The Tour is loath to be involved in controversy (see the limp response to Patrick Reed cheating in the Bahamas). But if the USGA and R&A restrict current ball and club technology in ways the Tour doesn’t approve, it will set the stage for golf’s version of a cage fight.
For some of golf’s most passionate adherents, the game is almost religion.
The Tour, battling flagging ratings in 2020, just announced a 9-year, $6.3 billion media rights deal.
The 501(c)3 and all the money raised for charity is great, but $6.3 billion means you are in the entertainment business. If rolling back ball and club technology is bad for ratings, the PGA Tour has a responsibility to make its own rules.
Such a decision would send shockwaves through the game and the powers that be in Ponte Vedra would be pilloried in the press, but, ultimately, they would win.
Sure the other three majors would initially play by the USGA/R&A rules, but the PGA Championship would follow the Tour’s lead and so would recreational players, who want to play what the pros play (see the hundreds of millions of dollars in Pro V1 sales as exhibit 1A).
When you are a $6.3 billion business, your loyalty lies to the source of that revenue, not the USGA and R&A.
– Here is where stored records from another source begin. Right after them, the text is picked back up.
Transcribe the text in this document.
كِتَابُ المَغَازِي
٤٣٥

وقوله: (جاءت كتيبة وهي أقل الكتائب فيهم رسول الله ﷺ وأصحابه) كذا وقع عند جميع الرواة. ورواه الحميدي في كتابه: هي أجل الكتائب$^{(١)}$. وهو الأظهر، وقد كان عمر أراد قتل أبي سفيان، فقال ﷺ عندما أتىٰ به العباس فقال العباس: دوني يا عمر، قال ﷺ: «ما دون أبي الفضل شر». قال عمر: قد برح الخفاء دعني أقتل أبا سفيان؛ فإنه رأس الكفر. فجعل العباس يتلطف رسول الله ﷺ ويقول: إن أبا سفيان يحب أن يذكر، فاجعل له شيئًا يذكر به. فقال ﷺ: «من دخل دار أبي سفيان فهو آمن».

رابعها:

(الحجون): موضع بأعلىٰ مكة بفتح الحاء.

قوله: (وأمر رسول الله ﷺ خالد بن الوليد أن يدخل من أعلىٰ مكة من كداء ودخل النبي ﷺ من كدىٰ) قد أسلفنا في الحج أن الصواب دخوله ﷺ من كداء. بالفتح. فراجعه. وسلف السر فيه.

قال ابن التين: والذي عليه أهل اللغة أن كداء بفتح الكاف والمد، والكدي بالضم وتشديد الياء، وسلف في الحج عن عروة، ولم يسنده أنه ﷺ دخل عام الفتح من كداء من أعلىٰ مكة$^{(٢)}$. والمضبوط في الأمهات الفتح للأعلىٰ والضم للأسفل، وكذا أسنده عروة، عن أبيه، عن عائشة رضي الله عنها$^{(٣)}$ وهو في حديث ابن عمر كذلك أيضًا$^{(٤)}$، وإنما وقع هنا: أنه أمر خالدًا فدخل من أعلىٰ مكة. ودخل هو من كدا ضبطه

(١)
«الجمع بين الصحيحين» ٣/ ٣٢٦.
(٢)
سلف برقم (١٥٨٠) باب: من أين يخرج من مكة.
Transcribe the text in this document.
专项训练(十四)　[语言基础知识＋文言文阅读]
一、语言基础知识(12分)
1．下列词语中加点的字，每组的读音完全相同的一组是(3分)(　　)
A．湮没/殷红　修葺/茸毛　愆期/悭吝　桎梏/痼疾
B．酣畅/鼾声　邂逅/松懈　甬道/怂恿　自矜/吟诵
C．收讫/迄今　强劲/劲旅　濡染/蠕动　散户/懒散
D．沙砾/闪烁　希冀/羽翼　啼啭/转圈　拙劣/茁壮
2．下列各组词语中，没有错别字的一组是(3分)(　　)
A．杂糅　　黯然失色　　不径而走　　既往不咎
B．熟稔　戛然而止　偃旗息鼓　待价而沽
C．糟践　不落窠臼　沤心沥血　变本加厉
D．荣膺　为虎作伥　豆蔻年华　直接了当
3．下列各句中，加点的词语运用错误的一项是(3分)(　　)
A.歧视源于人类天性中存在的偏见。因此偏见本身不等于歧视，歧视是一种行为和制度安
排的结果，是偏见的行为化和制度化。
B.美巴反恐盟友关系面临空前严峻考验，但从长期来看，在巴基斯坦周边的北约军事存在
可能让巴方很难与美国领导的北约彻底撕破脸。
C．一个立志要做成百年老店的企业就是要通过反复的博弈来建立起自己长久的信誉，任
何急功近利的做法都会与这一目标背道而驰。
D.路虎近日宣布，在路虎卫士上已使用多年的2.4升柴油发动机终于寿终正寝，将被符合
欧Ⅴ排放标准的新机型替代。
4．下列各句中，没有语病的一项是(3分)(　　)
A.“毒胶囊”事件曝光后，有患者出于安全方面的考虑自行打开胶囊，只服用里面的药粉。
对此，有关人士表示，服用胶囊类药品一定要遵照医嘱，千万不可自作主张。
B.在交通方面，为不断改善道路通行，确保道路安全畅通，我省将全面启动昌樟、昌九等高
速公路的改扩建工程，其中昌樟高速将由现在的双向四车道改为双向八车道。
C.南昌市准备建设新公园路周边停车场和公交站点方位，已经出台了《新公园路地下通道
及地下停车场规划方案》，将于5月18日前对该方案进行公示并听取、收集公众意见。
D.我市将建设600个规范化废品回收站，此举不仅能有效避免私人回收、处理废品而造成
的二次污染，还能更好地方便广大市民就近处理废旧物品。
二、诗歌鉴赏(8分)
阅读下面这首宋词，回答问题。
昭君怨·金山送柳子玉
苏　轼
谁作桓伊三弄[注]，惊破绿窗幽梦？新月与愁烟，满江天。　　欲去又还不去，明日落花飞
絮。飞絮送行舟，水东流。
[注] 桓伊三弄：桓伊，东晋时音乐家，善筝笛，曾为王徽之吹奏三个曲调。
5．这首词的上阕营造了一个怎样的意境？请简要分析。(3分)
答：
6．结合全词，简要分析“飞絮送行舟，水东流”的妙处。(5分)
The game’s biggest stars have often been its longest hitters. Woods, Johnson, McIlroy, Johnson, Daly et al attract crowds to watch their awe-inspiring power.
Would they be as fun to watch if the ball “only” goes 290 yards? Hard to say, but you would lose some of the “holy shit” factor that accompanies watching Jon Rahm hit the golf ball.
Dismiss the possibility of the PGA Tour writing its own rules, but it will be on the table, depending on how the USGA and R&A approach restricting distance.